In the Center for Long-Term Care Reform’s many state- and federal-level studies and reports available at, the Center for Long-Term Care Reform has analyzed these problems, provided many examples, and explained these recommendations at much greater length.


Taking the necessary measures to correct the country’s long-term care financing problems does not require spending more public funds. Rather, the opposite. Excessive use of public funds to pay for long-term care is what caused these problems. The challenge is instead to target such Medicaid funds as are available to people genuinely in need and to stop spending scarce public welfare resources on people who should, could and would have paid for their own care if it were not for Medicaid’s near monopsony of long-term care financing.

One way to achieve that objective cost-effectively is under consideration in the U.S. Congress today. Replacing Medicaid’s unlimited federal financial participation matching system with capped block grants for each state would cut federal costs substantially. If combined with fewer regulatory strings attached, block grant funds would enable states to experiment with different ways to handle long-term care coverage and eligibility. With 50 states trying creative new approaches to target public financing of long-term care to the most needy, we would learn very quickly what works and what does not without waiting for Congress to agree and pass the kinds of measures recommended above.

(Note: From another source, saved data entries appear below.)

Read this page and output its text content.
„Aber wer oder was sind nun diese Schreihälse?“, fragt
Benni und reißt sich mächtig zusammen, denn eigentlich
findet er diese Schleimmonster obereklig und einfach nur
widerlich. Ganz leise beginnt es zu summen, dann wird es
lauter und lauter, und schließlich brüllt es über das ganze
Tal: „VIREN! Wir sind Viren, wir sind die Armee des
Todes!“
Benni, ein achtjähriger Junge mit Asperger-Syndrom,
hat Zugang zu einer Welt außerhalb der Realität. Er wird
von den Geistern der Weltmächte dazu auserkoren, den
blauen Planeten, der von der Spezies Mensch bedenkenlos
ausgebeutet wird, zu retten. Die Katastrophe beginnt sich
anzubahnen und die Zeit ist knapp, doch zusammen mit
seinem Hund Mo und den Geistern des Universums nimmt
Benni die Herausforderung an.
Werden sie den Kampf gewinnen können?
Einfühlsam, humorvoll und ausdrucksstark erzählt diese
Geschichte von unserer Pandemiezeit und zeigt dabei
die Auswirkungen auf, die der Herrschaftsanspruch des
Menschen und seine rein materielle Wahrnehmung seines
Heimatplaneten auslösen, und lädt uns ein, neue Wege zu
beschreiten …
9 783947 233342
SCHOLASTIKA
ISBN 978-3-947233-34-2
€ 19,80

Targeting public funds to people in genuine need, as Medicaid was originally intended to do, will save state and federal government funds. But it will also attract much greater private financing into the long-term care service delivery system. If people can no longer protect home equity from long-term care liability by relying on Medicaid after they already need care, that home equity—seniors’ largest asset by far—will boost long-term care access and quality for everyone, rich and poor alike. Once home equity is at risk for long-term care, more people and families will begin to take the risk of long-term care more seriously and earlier while they are still young enough and affluent enough to plan ahead. So private long-term care insurance will become a much more viable and popular product.

What’s New?

I first offered this analysis and made these recommendations in a 1988 report titled “Medicaid Estate Recoveries: National Program Inspection” for the Inspector General of the US Department of Health and Human Services. Most of my recommendations in that report, including longer and stronger transfer of assets restrictions and mandatory estate recovery, became law in the Omnibus Budget Reconciliation Act of 1993.

Likewise, the Center for Long-Term Care Reform’s published reports and extensive educational efforts among long-term care interest groups in the early 2000s, including our co-founder’s becoming Chief Health Counsel to the House Energy and Commerce Committee, led directly to further reforms in the Deficit Reduction Act of 2005 including the first-ever cap on Medicaid’s home equity exemption and the closing of additional eligibility loopholes.

Success is possible. We’ve proven that is true. All that’s needed is to finish the job. The Center for Long-Term Care Reform will continue fighting for federal and state measures that preserve Medicaid as a long-term care safety net for the poor and encourage everyone else to prepare early and adequately so they can pay privately for long-term care should the need ever arise.